Der nächstgelegene große Flughafen ist Adana Şakirpaşa (ADA), etwa 120 km östlich. Von Adana nach Silifke verkehren Busse; die Fahrzeit beträgt etwa 1,5–2 Stunden. Von Silifke nach Taşucu sind es weitere 10 km, etwa 15 Minuten mit dem Taxi oder Dolmuş. Von Mersin aus fahren regelmäßig Direktbusse nach Silifke; die Entfernung beträgt etwa 80 km. Von Antalya: etwa 400 km über die D400; es empfiehlt sich, die Fahrt mit einem Zwischenstopp in Alamu oder Anemurium zu unterbrechen.
Tipps für Reisende
Das Museum ist klein, daher dauert der Besuch 45–60 Minuten. Für einen tieferen Einblick empfiehlt es sich, einen Führer aus Silifke zu nehmen oder sich vorab mit der Typologie der Amphoren vertraut zu machen – dann verwandeln sich die 400 Gefäße aus verschiedenen Epochen von einer homogenen Masse in eine spannende Chronologie.

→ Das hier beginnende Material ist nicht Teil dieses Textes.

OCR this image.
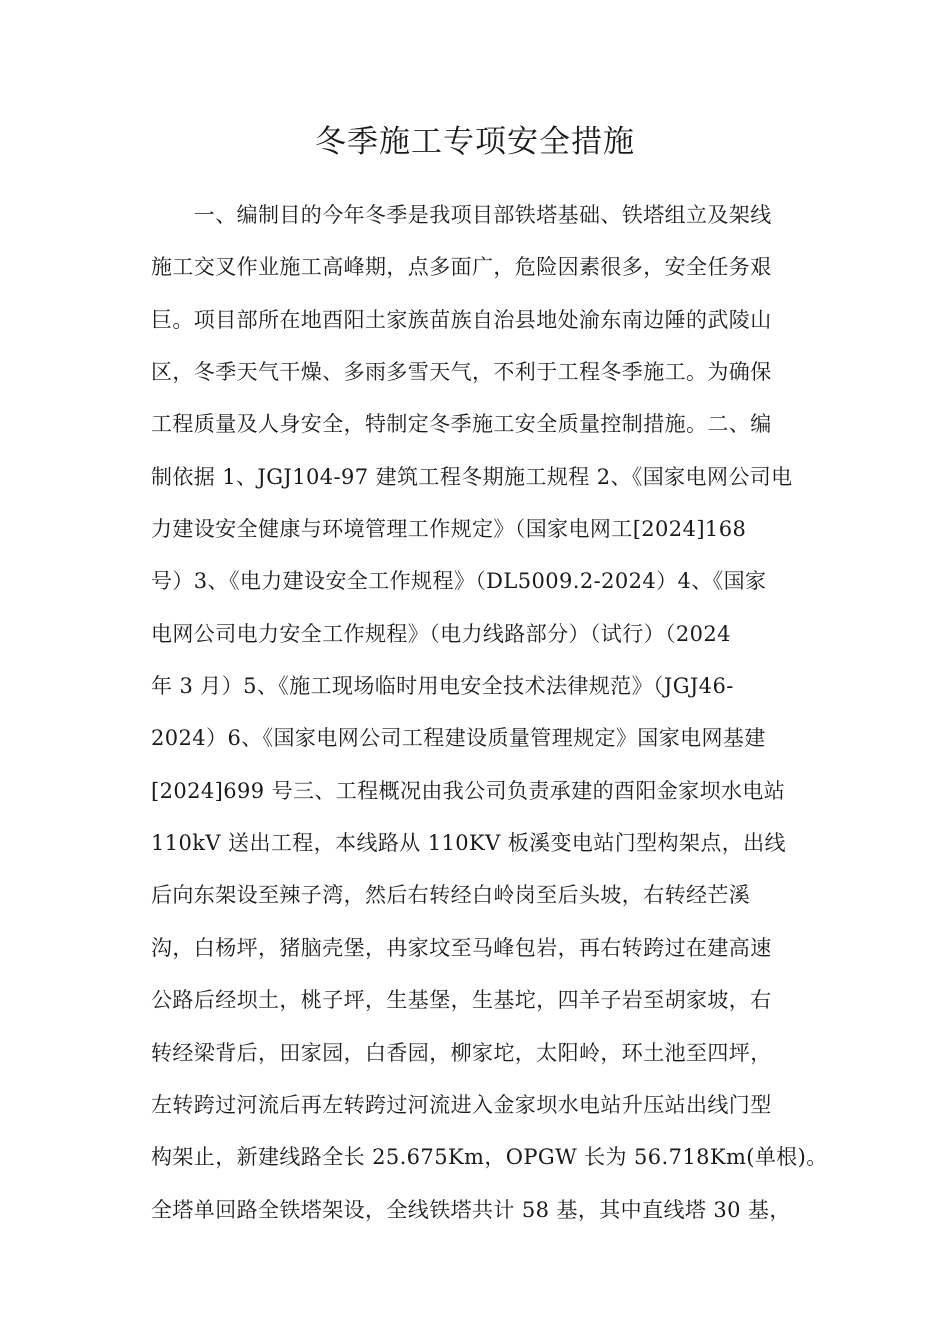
冬季施工专项安全措施
　　一、编制目的今年冬季是我项目部铁塔基础、铁塔组立及架线
施工交叉作业施工高峰期，点多面广，危险因素很多，安全任务艰
巨。项目部所在地酉阳土家族苗族自治县地处渝东南边陲的武陵山
区，冬季天气干燥、多雨多雪天气，不利于工程冬季施工。为确保
工程质量及人身安全，特制定冬季施工安全质量控制措施。二、编
制依据 1、JGJ104-97 建筑工程冬期施工规程 2、《国家电网公司电
力建设安全健康与环境管理工作规定》（国家电网工[2024]168
号）3、《电力建设安全工作规程》（DL5009.2-2024）4、《国家
电网公司电力安全工作规程》（电力线路部分）（试行）（2024
年 3 月）5、《施工现场临时用电安全技术法律规范》（JGJ46-
2024）6、《国家电网公司工程建设质量管理规定》国家电网基建
[2024]699 号三、工程概况由我公司负责承建的酉阳金家坝水电站
110kV 送出工程，本线路从 110KV 板溪变电站门型构架点，出线
后向东架设至辣子湾，然后右转经白岭岗至后头坡，右转经芒溪
沟，白杨坪，猪脑壳堡，冉家坟至马峰包岩，再右转跨过在建高速
公路后经坝土，桃子坪，生基堡，生基坨，四羊子岩至胡家坡，右
转经梁背后，田家园，白香园，柳家坨，太阳岭，环土池至四坪，
左转跨过河流后再左转跨过河流进入金家坝水电站升压站出线门型
构架止，新建线路全长 25.675Km，OPGW 长为 56.718Km(单根)。
全塔单回路全铁塔架设，全线铁塔共计 58 基，其中直线塔 30 基，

Im Internet finden sich einführende Artikel über lykische, zypriotische und rhodische Amphorentypen – eine gute Lektüre vor der Reise.
Kombinieren Sie den Museumsbesuch mit anderen Sehenswürdigkeiten der Region: die Burg Mamure in Anamur, Anemurium, die Festung Silifke, die Basilika der Heiligen Tekla (Aya Tekla) – all dies liegt im Umkreis von 50 km. Eine Fährfahrt von Taşucu nach Kyrenia (Nordzypern) verleiht Ihrer Reise eine mediterrane Note. In der Nähe des Museums gibt es gute Fischrestaurants mit Blick auf die Bucht; frischer Fisch in der Provinz Mersin ist eines der größten gastronomischen Vergnügen der Region. Und denken Sie daran: Das Arslan Eyce Private Amphora Museum existiert dank der privaten Leidenschaft eines einzigen Menschen, die zum öffentlichen Gut geworden ist – ein seltenes Beispiel dafür, wie die individuelle Begeisterung für Geschichte das Schicksal einer ganzen Stadt verändert.